UN FONDS DE COMMERCE – Cette grand-mère, tout de blanc vêtue, assise sur son tapis de prière, révèle qu’à leur époque, le mariage était célébré avec 300 Francs maliens comme dot et 4000 autres Francs maliens destinés aux futurs beaux-parents et grands-parents de la mariée. Mais aujourd’hui où des sommes colossales sont déboursées pour seulement quelques mois de mariage, déplore-t-elle. «Avant de demander la main, le griot doit se rendre trois fois séparément, dans la future belle famille. Le but était d’observer et d’analyser le comportement de la future épouse. Si lors de la 1ère visite, la fille est présente, la 2è fois, elle fait la lessive et la 3è, elle puise de l’eau, on conclut que c’est une fille à marier. Mais si, lors de toutes ces visites, le griot trouve la fille en balade ou assise à la porte, il conclut que ce n’est pas une fille à épouser», se souvient la vieille Hawa Diarra. «A notre temps, il n’y avait pas de divorce.

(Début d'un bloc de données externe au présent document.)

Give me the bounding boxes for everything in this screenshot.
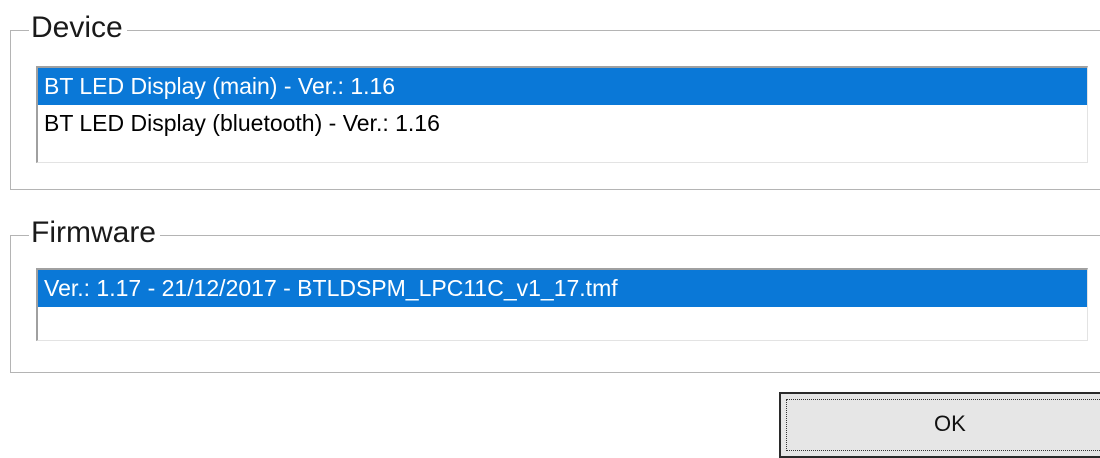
device-listbox[interactable]: BT LED Display (main) - Ver.: 1.16 BT LE… (36, 66, 1088, 163)
device-group-title: Device (29, 11, 127, 45)
firmware-listbox[interactable]: Ver.: 1.17 - 21/12/2017 - BTLDSPM_LPC11C… (36, 268, 1088, 341)
device-list-item-main[interactable]: BT LED Display (main) - Ver.: 1.16 (38, 68, 1087, 105)
firmware-update-dialog: Device BT LED Display (main) - Ver.: 1.1… (0, 0, 1100, 458)
ok-button[interactable]: OK (779, 392, 1100, 458)
ok-button-label: OK (934, 411, 966, 436)
firmware-list-item[interactable]: Ver.: 1.17 - 21/12/2017 - BTLDSPM_LPC11C… (38, 270, 1087, 307)
device-list-item-bluetooth[interactable]: BT LED Display (bluetooth) - Ver.: 1.16 (38, 105, 1087, 142)
firmware-group-title: Firmware (29, 216, 160, 250)
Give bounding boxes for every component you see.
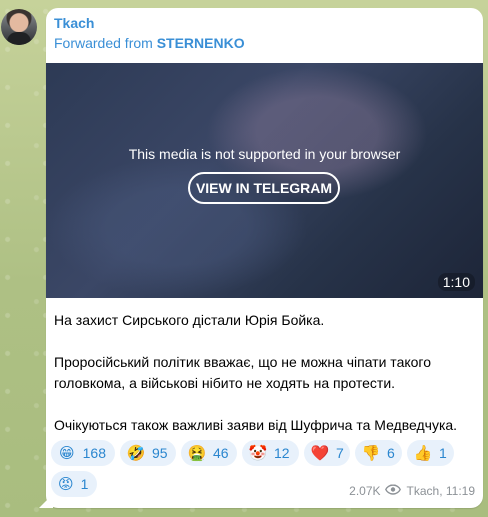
reaction-count: 1 bbox=[80, 476, 89, 492]
media-unsupported-text: This media is not supported in your brow… bbox=[128, 146, 401, 162]
reaction-heart[interactable]: ❤️ 7 bbox=[304, 440, 350, 466]
reaction-angry[interactable]: 😡 1 bbox=[51, 471, 97, 497]
message-text: На захист Сирського дістали Юрія Бойка. … bbox=[54, 310, 474, 436]
thumbs-down-emoji-icon: 👎 bbox=[361, 443, 381, 462]
video-duration: 1:10 bbox=[437, 273, 475, 291]
reaction-thumbs-up[interactable]: 👍 1 bbox=[407, 440, 454, 466]
reaction-count: 95 bbox=[152, 445, 168, 461]
reaction-vomit[interactable]: 🤮 46 bbox=[181, 440, 237, 466]
eye-icon bbox=[384, 484, 401, 498]
view-in-telegram-button[interactable]: VIEW IN TELEGRAM bbox=[188, 172, 340, 204]
reaction-grin[interactable]: 😁 168 bbox=[51, 440, 115, 466]
message-meta: 2.07K Tkach, 11:19 bbox=[349, 484, 475, 498]
forwarded-from: Forwarded from STERNENKO bbox=[54, 35, 245, 51]
vomiting-emoji-icon: 🤮 bbox=[187, 443, 207, 462]
sender-avatar[interactable] bbox=[1, 9, 37, 45]
reaction-count: 168 bbox=[82, 445, 106, 461]
reaction-thumbs-down[interactable]: 👎 6 bbox=[355, 440, 402, 466]
reaction-count: 46 bbox=[213, 445, 229, 461]
reaction-count: 6 bbox=[387, 445, 395, 461]
message-bubble: Tkach Forwarded from STERNENKO This medi… bbox=[46, 8, 483, 508]
rofl-emoji-icon: 🤣 bbox=[126, 443, 146, 462]
forwarded-prefix: Forwarded from bbox=[54, 35, 157, 51]
message-paragraph: Очікуються також важливі заяви від Шуфри… bbox=[54, 417, 458, 433]
forwarded-source-link[interactable]: STERNENKO bbox=[157, 35, 245, 51]
thumbs-up-emoji-icon: 👍 bbox=[413, 443, 433, 462]
clown-emoji-icon: 🤡 bbox=[248, 443, 268, 462]
reaction-count: 1 bbox=[439, 445, 447, 461]
reaction-count: 12 bbox=[274, 445, 290, 461]
reaction-clown[interactable]: 🤡 12 bbox=[242, 440, 299, 466]
message-paragraph: На захист Сирського дістали Юрія Бойка. bbox=[54, 312, 325, 328]
sender-name[interactable]: Tkach bbox=[54, 15, 94, 31]
angry-emoji-icon: 😡 bbox=[58, 474, 74, 493]
message-paragraph: Проросійський політик вважає, що не можн… bbox=[54, 354, 432, 391]
reaction-count: 7 bbox=[336, 445, 344, 461]
signature-time: Tkach, 11:19 bbox=[406, 484, 475, 498]
view-count: 2.07K bbox=[349, 484, 381, 498]
grinning-emoji-icon: 😁 bbox=[59, 443, 75, 462]
heart-emoji-icon: ❤️ bbox=[310, 443, 330, 462]
video-media[interactable]: This media is not supported in your brow… bbox=[46, 63, 483, 298]
reaction-rofl[interactable]: 🤣 95 bbox=[120, 440, 176, 466]
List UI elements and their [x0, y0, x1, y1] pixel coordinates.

L’arbre sous lequel le divorce était décidé se desséchait», témoigne-t-elle .
Autrefois, les parents décidaient de tout. Aujourd’hui, tous nos interlocuteurs sont unanimes sur la faible implication des parents dans la décision finale. Sur ce point, plusieurs jeunes estiment que «nos mères ont fait du mariage un fonds de commerce. Surtout, quand la fille est charmante». L’exception confirme la règle. Le vieux Moussa Diallo affirme avoir éduqué ses enfants selon les principes que ses parents lui ont inculqués. Le mariage à la hâte et la jalousie des coépouses et leurs filles font beaucoup mal aux jeunes couples, avance une demoiselle qui a voulu gardé l’anonymat.
Le maître coranique, Mohamed Hady Barry, soutient que les mamans de maintenant ne causent plus avec leurs filles. Et les pères n’échangent plus sur le mariage avec leurs fils. Il n’existe aucun problème sans remède, tous nos interlocuteurs ont prodigué des solutions face au phénomène de divorce qui gangrène notre société. Il s’agit essentiellement du retour aux valeurs anciennes. Le jeune coiffeur, Yacouba Ballo, est marié depuis huit mois. Il demande à tous les parents d’assumer leur responsabilité en inculquant les valeurs fondatrices de la famille africaine à leur progéniture.